Professor Henry Srebrnik

Monday, August 17, 2015

Are French Intellectuals No Longer Important?


Henry Srebrnik, [Summerside, PEI] Journal Pioneer
 
Are the French no longer enthralled by their intellectuals? This is the country, after all, that gave the world Descartes, Rousseau, Voltaire, Camus and Sartre.

The French have historically valued high culture and given an almost sacred role to the writer. Intellectuals have always had a prominent role in French, their ideas debated with intensity. Their philosophers and thinkers have influenced political life to a degree rarely seen in other nations.

France is arguably the world’s most self-consciously intellectual country, devoted to reason, abstraction and logic. French historian and political essayist André Siegfried claimed that French thought had been the driving force behind all the major advances of human civilization.

But is this today no longer the case?
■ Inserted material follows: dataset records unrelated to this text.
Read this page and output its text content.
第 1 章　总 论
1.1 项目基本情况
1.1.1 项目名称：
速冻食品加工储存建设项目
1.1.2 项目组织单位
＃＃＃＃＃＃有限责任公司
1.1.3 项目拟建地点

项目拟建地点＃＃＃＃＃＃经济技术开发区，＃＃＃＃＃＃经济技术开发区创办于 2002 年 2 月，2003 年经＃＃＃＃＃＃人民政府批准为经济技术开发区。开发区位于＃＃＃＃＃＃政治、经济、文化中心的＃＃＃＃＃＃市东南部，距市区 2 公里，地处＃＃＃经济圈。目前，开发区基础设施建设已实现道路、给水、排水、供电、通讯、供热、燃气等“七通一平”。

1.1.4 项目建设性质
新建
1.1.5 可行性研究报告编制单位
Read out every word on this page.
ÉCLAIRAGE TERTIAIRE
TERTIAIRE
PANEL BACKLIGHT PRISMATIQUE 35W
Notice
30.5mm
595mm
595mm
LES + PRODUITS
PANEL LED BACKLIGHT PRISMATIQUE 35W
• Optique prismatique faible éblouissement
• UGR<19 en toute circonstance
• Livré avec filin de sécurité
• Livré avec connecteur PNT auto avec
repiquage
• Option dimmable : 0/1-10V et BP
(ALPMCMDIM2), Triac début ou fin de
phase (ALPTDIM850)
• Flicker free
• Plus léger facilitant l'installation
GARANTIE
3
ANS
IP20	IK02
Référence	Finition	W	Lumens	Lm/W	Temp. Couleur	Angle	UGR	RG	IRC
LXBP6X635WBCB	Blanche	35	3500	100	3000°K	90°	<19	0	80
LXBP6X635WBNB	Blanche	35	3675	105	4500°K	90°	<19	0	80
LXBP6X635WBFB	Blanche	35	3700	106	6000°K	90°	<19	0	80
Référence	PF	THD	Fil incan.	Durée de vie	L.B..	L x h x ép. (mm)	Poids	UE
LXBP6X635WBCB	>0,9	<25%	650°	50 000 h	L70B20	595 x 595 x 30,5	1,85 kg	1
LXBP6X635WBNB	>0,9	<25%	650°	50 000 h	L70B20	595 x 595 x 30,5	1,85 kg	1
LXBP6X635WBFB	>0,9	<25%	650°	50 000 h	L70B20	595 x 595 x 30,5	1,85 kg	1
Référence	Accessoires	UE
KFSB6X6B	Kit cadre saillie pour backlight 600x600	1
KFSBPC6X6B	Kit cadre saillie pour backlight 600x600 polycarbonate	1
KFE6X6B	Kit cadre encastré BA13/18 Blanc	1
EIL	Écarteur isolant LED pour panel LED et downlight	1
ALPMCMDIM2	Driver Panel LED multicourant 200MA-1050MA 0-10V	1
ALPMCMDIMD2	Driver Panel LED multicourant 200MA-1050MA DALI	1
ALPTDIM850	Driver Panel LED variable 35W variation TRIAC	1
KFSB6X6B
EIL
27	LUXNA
So contends Sudhir Hazareesingh, a tutor in politics at Balliol College, Oxford, in a new book, How the French Think: An Affectionate Portrait of an Intellectual People.  

A specialist in French political and cultural history, the Mauritian-born Hazareesingh has also written In the Shadow of the General: Modern France and the Myth of De Gaulle, arguing that de Gaulle saved the French political right after the disaster of the Vichy regime in the Second World War. (The general also considered France a country with an “eminent and exceptional destiny.”)
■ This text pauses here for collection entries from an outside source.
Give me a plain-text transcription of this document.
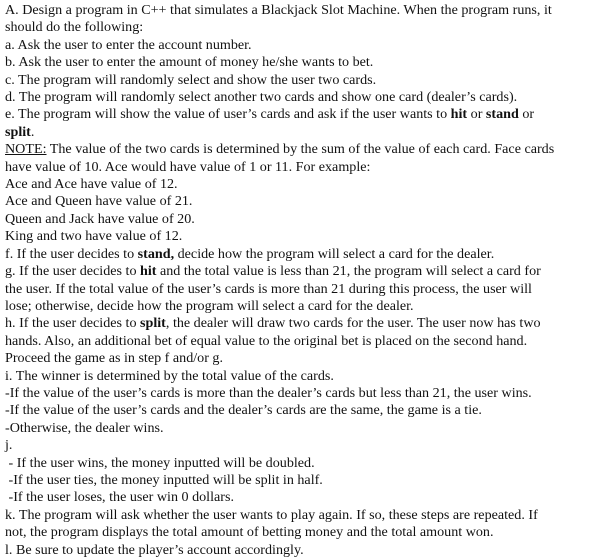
A. Design a program in C++ that simulates a Blackjack Slot Machine. When the program runs, it
should do the following:
a. Ask the user to enter the account number.
b. Ask the user to enter the amount of money he/she wants to bet.
c. The program will randomly select and show the user two cards.
d. The program will randomly select another two cards and show one card (dealer’s cards).
e. The program will show the value of user’s cards and ask if the user wants to hit or stand or
split.
NOTE: The value of the two cards is determined by the sum of the value of each card. Face cards
have value of 10. Ace would have value of 1 or 11. For example:
Ace and Ace have value of 12.
Ace and Queen have value of 21.
Queen and Jack have value of 20.
King and two have value of 12.
f. If the user decides to stand, decide how the program will select a card for the dealer.
g. If the user decides to hit and the total value is less than 21, the program will select a card for
the user. If the total value of the user’s cards is more than 21 during this process, the user will
lose; otherwise, decide how the program will select a card for the dealer.
h. If the user decides to split, the dealer will draw two cards for the user. The user now has two
hands. Also, an additional bet of equal value to the original bet is placed on the second hand.
Proceed the game as in step f and/or g.
i. The winner is determined by the total value of the cards.
-If the value of the user’s cards is more than the dealer’s cards but less than 21, the user wins.
-If the value of the user’s cards and the dealer’s cards are the same, the game is a tie.
-Otherwise, the dealer wins.
j.
- If the user wins, the money inputted will be doubled.
-If the user ties, the money inputted will be split in half.
-If the user loses, the user win 0 dollars.
k. The program will ask whether the user wants to play again. If so, these steps are repeated. If
not, the program displays the total amount of betting money and the total amount won.
l. Be sure to update the player’s account accordingly.
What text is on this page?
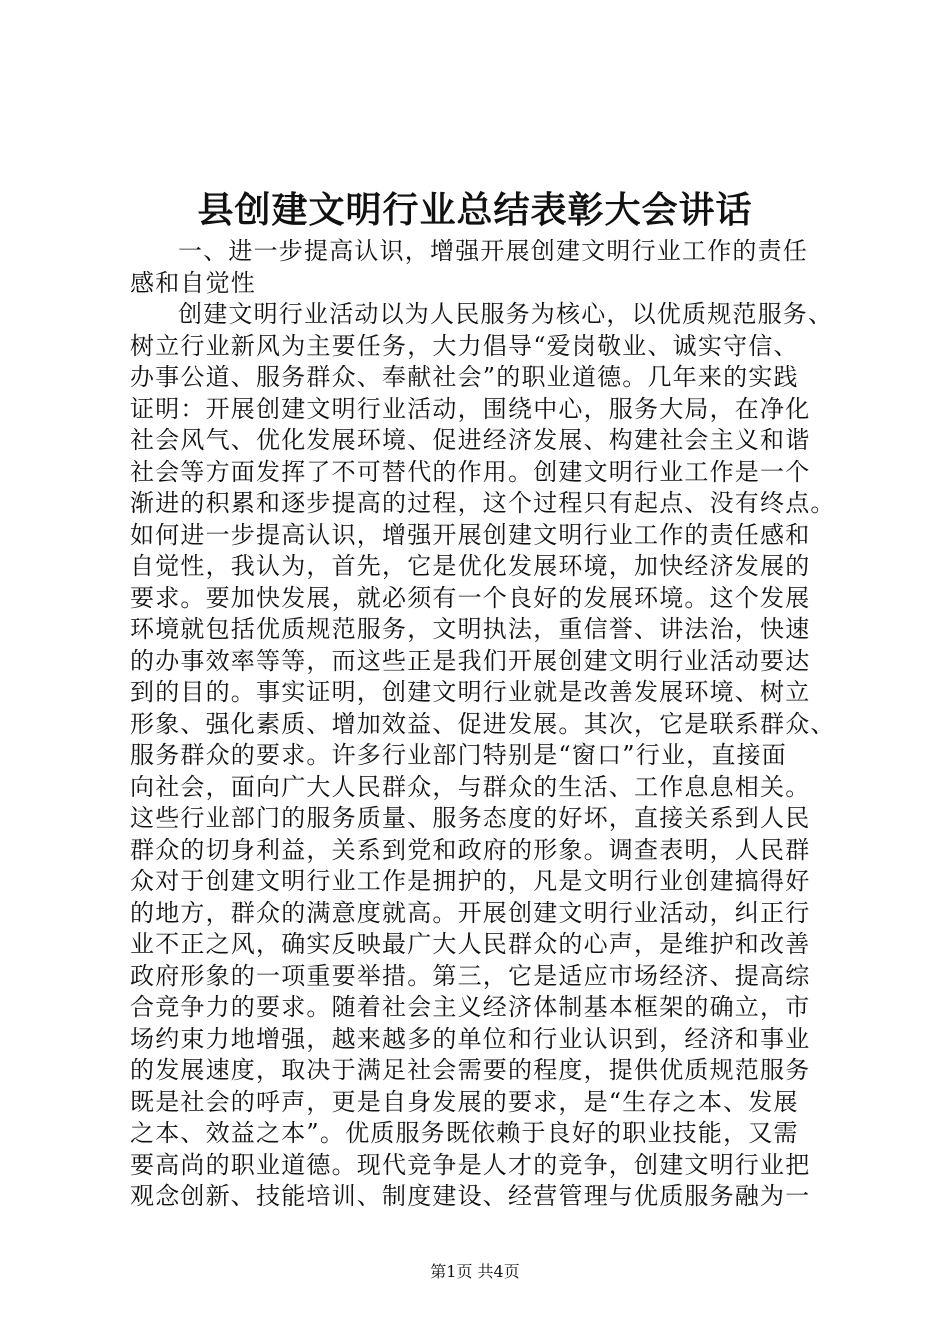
县创建文明行业总结表彰大会讲话
一、进一步提高认识，增强开展创建文明行业工作的责任
感和自觉性
创建文明行业活动以为人民服务为核心，以优质规范服务、
树立行业新风为主要任务，大力倡导“爱岗敬业、诚实守信、
办事公道、服务群众、奉献社会”的职业道德。几年来的实践
证明：开展创建文明行业活动，围绕中心，服务大局，在净化
社会风气、优化发展环境、促进经济发展、构建社会主义和谐
社会等方面发挥了不可替代的作用。创建文明行业工作是一个
渐进的积累和逐步提高的过程，这个过程只有起点、没有终点。
如何进一步提高认识，增强开展创建文明行业工作的责任感和
自觉性，我认为，首先，它是优化发展环境，加快经济发展的
要求。要加快发展，就必须有一个良好的发展环境。这个发展
环境就包括优质规范服务，文明执法，重信誉、讲法治，快速
的办事效率等等，而这些正是我们开展创建文明行业活动要达
到的目的。事实证明，创建文明行业就是改善发展环境、树立
形象、强化素质、增加效益、促进发展。其次，它是联系群众、
服务群众的要求。许多行业部门特别是“窗口”行业，直接面
向社会，面向广大人民群众，与群众的生活、工作息息相关。
这些行业部门的服务质量、服务态度的好坏，直接关系到人民
群众的切身利益，关系到党和政府的形象。调查表明，人民群
众对于创建文明行业工作是拥护的，凡是文明行业创建搞得好
的地方，群众的满意度就高。开展创建文明行业活动，纠正行
业不正之风，确实反映最广大人民群众的心声，是维护和改善
政府形象的一项重要举措。第三，它是适应市场经济、提高综
合竞争力的要求。随着社会主义经济体制基本框架的确立，市
场约束力地增强，越来越多的单位和行业认识到，经济和事业
的发展速度，取决于满足社会需要的程度，提供优质规范服务
既是社会的呼声，更是自身发展的要求，是“生存之本、发展
之本、效益之本”。优质服务既依赖于良好的职业技能，又需
要高尚的职业道德。现代竞争是人才的竞争，创建文明行业把
观念创新、技能培训、制度建设、经营管理与优质服务融为一
第1页 共4页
“French thought is in the doldrums,” Hazareesingh declares in his new book. “French philosophy, which taught the world to reason with sweeping and bold systems such as rationalism, republicanism, feminism, positivism, existentialism and structuralism, has had conspicuously little to offer in recent decades.”
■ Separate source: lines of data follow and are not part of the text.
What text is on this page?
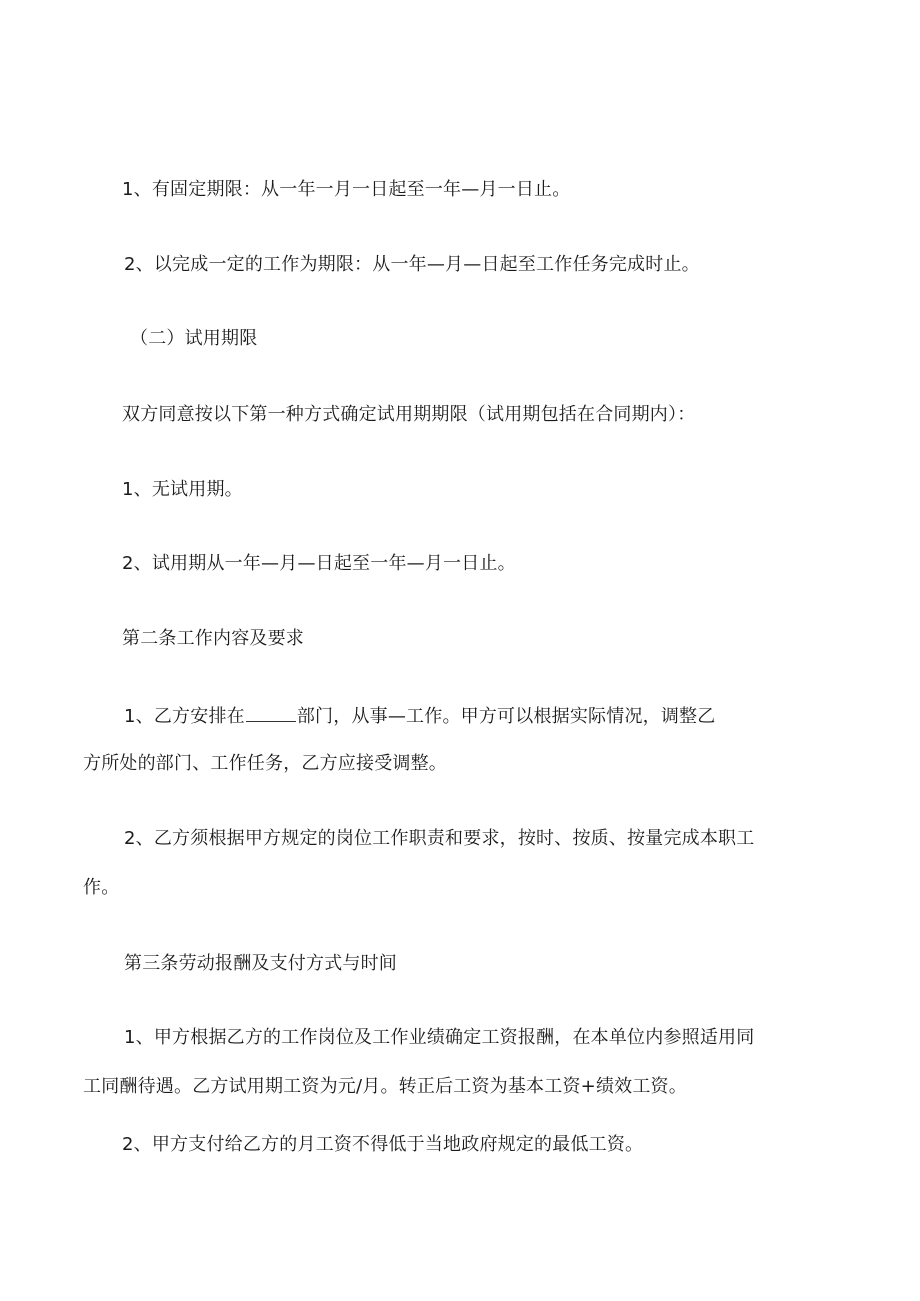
1、有固定期限：从一年一月一日起至一年—月一日止。

2、以完成一定的工作为期限：从一年—月—日起至工作任务完成时止。

（二）试用期限

双方同意按以下第一种方式确定试用期期限（试用期包括在合同期内）：

1、无试用期。

2、试用期从一年—月—日起至一年—月一日止。

第二条工作内容及要求

1、乙方安排在	部门，从事—工作。甲方可以根据实际情况，调整乙

方所处的部门、工作任务，乙方应接受调整。

2、乙方须根据甲方规定的岗位工作职责和要求，按时、按质、按量完成本职工

作。

第三条劳动报酬及支付方式与时间

1、甲方根据乙方的工作岗位及工作业绩确定工资报酬，在本单位内参照适用同

工同酬待遇。乙方试用期工资为元/月。转正后工资为基本工资+绩效工资。

2、甲方支付给乙方的月工资不得低于当地政府规定的最低工资。
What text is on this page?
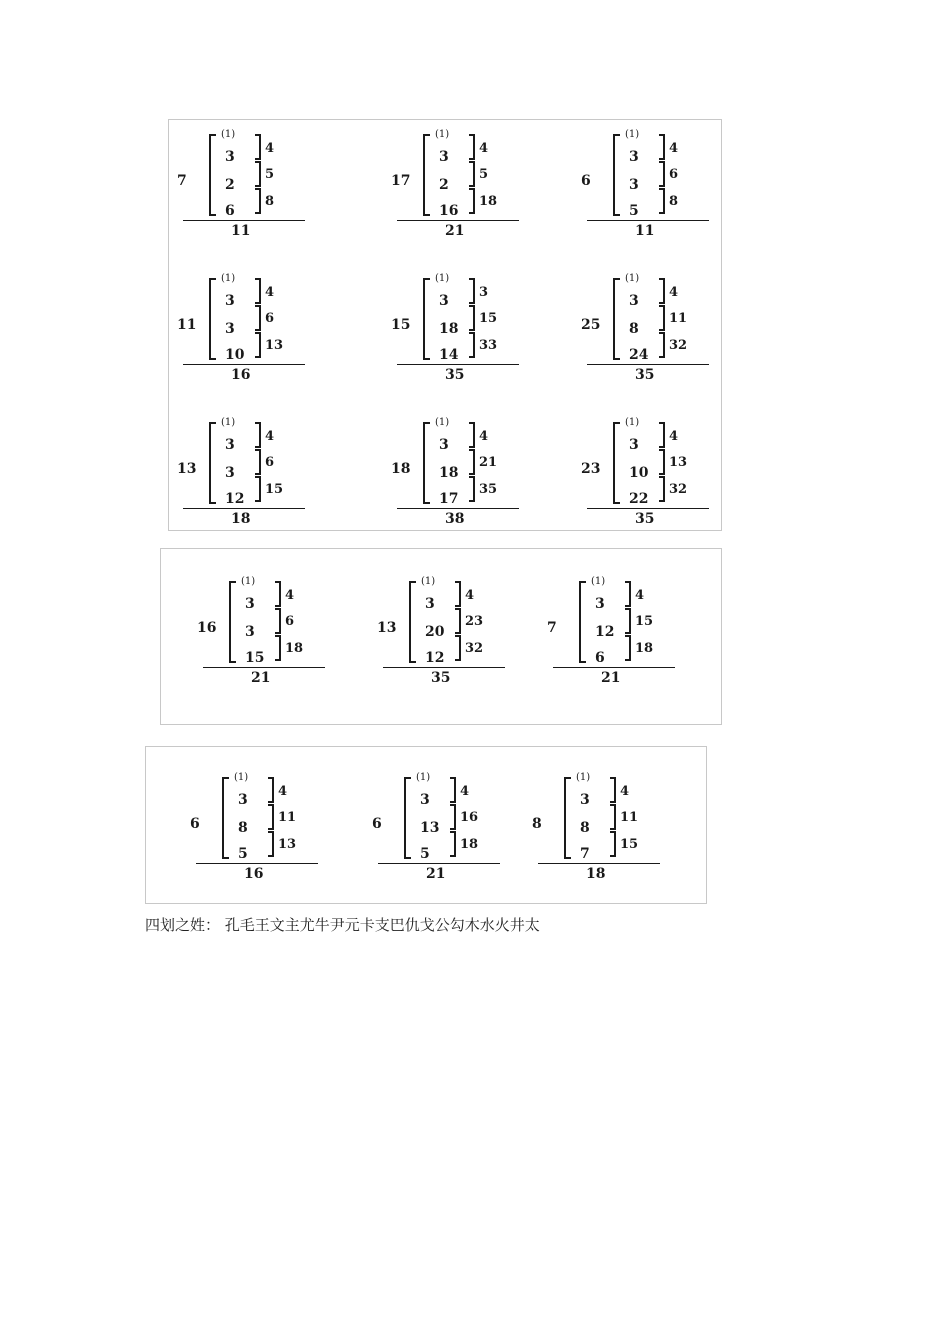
7
(1)
3
2
6
4
5
8
11
17
(1)
3
2
16
4
5
18
21
6
(1)
3
3
5
4
6
8
11
11
(1)
3
3
10
4
6
13
16
15
(1)
3
18
14
3
15
33
35
25
(1)
3
8
24
4
11
32
35
13
(1)
3
3
12
4
6
15
18
18
(1)
3
18
17
4
21
35
38
23
(1)
3
10
22
4
13
32
35
16
(1)
3
3
15
4
6
18
21
13
(1)
3
20
12
4
23
32
35
7
(1)
3
12
6
4
15
18
21
6
(1)
3
8
5
4
11
13
16
6
(1)
3
13
5
4
16
18
21
8
(1)
3
8
7
4
11
15
18
四划之姓： 孔毛王文主尤牛尹元卡支巴仇戈公勾木水火井太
In the past, French civilian and military heroes inspired national liberators throughout the world, French legal codes were widely adopted, and the 1789 Revolution became a template, for better or worse, elsewhere in Europe and later, on other continents. 

Victor Hugo proclaimed that Paris was the “centre of the earth.” As the New Yorker essayist Adam Gopnik has remarked, Paris “remade human consciousness.”

From the Enlightenment onwards, French ideas and symbols were universally equated with self-determination and emancipation from servitude: the Statue of Liberty, the iconic emblem of America, was designed by the French sculptor Frédéric Bartholdi.

Yet little of this ideological fertility is now in evidence, maintains Hazareesingh, and French thinking is no longer a central point of reference for progressives across the world. “It is noteworthy that none of the recent social revolutions, whether the fall of Soviet-style communism in eastern Europe or the challenge to authoritarian regimes in the Arab world, took their cue from the French tradition.”

In any case, there was a darker side to “the deeply held assumption of the beneficial quality of French civilisation for humankind.”

French progressives consistently advocated a policy of assimilation in their colonies, due to their uncritical belief in their “mission civilisatrice,” which would bring “civilization” to those under their rule. France had a duty to enlighten the rest of the world.

France’s republican heritage and civilization would be offered to all of its subjects, who could become assimilated as French citizens. The empire would become an integral part of France. But this proved a disaster in places like Algeria and Syria.

In France itself, the republican principle of laicité, or secularism, and the strict interpretation of the 1905 law of separation of church and state, which states that religion has no place in the public square, has bedeviled relations with the country’s growing Muslim population. 

France is no longer a major power, and there is now a widespread belief that French culture is itself in crisis. Hazareesingh cites France’s diminishing cultural imprint on the wider world. The decline of French as a global language, and its replacement by English, is resented by many.

The mixture of rationalism, republicanism and Marxism that dominated the mindset of the nation’s progressive elites for much of the modern era has disintegrated, concludes Hazareesingh, and with it much of the confidence, and even arrogance, of the French intelligentsia. “Grandiose declarations of intellectual and spiritual superiority” are not heard as often as in the past.